On December 2nd, 1823, Virginian James Monroe, the fifth president of the United States, announced to the world in what was later to become known as the Monroe Doctrine, ‘… that any further colonization of the Western Hemisphere by Europe would be considered an act of war.’ Though the US was mostly toothless at the time and unable to do much enforcing of the document, it laid the groundwork for the idea that any important decisions involving the Western Hemisphere would involve the US.
It was mostly formulated by John Quincy Adams, the sixth president of the United States, who was also the son of Bostonian John Adams (the second president of the US). The leaders of both the northern and southern states were in agreement.
This doctrine changed the US and its role in the world. Previously, George Washington had recommended that the US remain out of foreign conflicts and affairs. ‘It is our true policy to steer clear of permanent alliances with any portion of the foreign world,’ he said in his farewell address. But times had changed.
And they are changing once again.
A century later, as Europe was engulfed in the first half of the world wars, many Americans pleaded with the US government to remain on the sidelines. The Isolationists included some of the biggest names in business and politics. ‘Why should we involve ourselves in Europe?’
Woodrow Wilson, quite possibly the last intellectual president before Clinton or Obama, saw the danger of this thinking and continued to assert American influence on a global scale. His peace plan begged France and Great Britain to go easy on Germany. They did not. No better fertilizer was ever spread across a country for the rise of fascism a few decades later.
The United States of America supported the Allies in both world wars, covertly at first, and more overtly as the results became clearer. It had become increasingly impractical to remain neutral.
This lesson has changed little since.
World War II was fought in Ukraine
The deaths that occurred in other theaters during World War II should not be lessened in any way, yet, the total amount of death and destruction incurred by Ukraine towers over every other participating country of that war in both raw numbers and percentage. Some have estimated that nearly 10,000,000 Ukrainians and Jews have lost their lives on Ukrainian soil. The number is probably closer to 7,000,000.
Ukraine was the anvil as the two ideologues, Stalin and Hitler, pounded away at each other creating more than a ‘Lost Generation’ for Ukraine, but a ‘Lost Century’. The remnants of this conflict can still be seen today. The Soviet Union won the ‘Great Patriotic War’, but lost the bigger cold war. Capitalism and democracy were the bigger winners, Germany rebuilt. Ukraine never recovered from their losses, never rebuilt, and their turning towards ‘Mother Russia’ is in many ways still explicable.
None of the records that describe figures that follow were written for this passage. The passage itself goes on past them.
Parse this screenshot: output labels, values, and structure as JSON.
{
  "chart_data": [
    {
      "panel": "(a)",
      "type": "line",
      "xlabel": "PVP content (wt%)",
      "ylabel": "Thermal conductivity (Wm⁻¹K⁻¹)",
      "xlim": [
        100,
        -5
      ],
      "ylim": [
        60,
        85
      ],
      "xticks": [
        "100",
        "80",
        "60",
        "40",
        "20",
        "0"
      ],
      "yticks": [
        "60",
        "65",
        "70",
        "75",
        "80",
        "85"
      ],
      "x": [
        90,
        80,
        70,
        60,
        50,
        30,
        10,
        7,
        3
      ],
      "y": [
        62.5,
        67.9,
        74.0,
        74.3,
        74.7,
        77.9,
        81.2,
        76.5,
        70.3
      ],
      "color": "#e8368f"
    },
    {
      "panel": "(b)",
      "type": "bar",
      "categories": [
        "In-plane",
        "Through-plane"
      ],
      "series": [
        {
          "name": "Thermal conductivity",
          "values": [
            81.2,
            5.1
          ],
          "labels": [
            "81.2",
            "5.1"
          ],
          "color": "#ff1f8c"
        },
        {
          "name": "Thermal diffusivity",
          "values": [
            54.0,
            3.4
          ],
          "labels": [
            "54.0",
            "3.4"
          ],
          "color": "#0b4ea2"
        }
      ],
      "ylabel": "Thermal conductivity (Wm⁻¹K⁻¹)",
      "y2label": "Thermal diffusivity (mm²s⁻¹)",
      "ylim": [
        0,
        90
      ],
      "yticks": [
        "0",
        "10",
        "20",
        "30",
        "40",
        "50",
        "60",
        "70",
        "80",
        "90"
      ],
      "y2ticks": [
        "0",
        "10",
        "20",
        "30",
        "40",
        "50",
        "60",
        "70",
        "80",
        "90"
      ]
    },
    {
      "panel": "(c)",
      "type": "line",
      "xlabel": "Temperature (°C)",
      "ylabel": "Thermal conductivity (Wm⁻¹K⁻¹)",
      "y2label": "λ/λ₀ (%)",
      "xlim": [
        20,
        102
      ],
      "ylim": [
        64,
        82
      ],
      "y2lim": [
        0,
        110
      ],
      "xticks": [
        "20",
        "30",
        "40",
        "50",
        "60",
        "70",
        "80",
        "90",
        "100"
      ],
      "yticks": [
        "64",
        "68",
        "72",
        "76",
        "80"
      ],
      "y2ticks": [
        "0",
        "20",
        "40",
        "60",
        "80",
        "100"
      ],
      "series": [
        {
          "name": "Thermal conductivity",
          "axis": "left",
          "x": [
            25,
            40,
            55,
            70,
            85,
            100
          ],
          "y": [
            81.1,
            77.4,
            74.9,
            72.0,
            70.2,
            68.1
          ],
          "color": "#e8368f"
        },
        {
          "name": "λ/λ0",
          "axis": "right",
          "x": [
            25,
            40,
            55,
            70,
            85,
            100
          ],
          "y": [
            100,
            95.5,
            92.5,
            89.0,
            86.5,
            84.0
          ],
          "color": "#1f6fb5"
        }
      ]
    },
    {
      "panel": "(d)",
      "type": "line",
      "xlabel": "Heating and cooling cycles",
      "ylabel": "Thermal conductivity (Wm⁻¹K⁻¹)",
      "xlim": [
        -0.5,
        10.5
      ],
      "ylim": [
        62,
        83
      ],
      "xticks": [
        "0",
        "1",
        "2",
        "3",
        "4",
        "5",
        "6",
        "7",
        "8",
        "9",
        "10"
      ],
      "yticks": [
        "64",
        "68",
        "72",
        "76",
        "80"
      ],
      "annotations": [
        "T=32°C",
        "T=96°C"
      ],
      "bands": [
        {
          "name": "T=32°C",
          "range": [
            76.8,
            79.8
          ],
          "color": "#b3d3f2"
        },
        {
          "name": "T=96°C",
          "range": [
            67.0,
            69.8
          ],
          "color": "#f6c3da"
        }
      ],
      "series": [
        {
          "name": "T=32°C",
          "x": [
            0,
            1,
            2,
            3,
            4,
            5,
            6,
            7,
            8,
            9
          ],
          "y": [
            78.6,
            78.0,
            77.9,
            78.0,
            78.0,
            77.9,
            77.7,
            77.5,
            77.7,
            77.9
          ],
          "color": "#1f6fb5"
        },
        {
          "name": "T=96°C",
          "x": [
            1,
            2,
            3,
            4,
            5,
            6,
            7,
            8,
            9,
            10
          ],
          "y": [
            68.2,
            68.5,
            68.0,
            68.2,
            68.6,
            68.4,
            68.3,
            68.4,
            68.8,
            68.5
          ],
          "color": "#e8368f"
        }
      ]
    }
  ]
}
Germany, leaders of Europe, it is time to atone for your failings with Ukraine. The people who have braved the cold to demonstrate against totalitarianism (it is alive and well in Europe) are asking for Germany’s help. Germany should influence now and create their own ‘Merkel Doctrine’. This is Europe and not some faraway land. Any decisions in Europe should involve Germany, and it is time to put the considerable weight of your country to work to dissuade those who would try and create oppressive regimes in your own back yard.
Germany’s pacifism (now) is legendary. It has mostly forsaken military involvement around the world to focus on its economy.There is an old saying in Germany that goes something like this: “The person who pays gets to point the car in the direction he wants.” Germany should get this. But Germany must point the car towards the light and not look the other way as others dangle cheap things to help your economy.
Driving the car of Europe is not only a courtesy. It is an obligation.
Germany, do what you do best. Your European brothers in Ukraine beg of you, don’t fall asleep at the wheel.
Michael V Owens, married to a Ukrainian, lived in Ukraine for a year, and is the son of a Ukrainian. He was a professor of American Literature and History, and gave numerous lectures on world economics, law, and government, at Kyiv International University. He has regular contact with Kyivians and Ukrainians, and travels once or twice a year to Ukraine.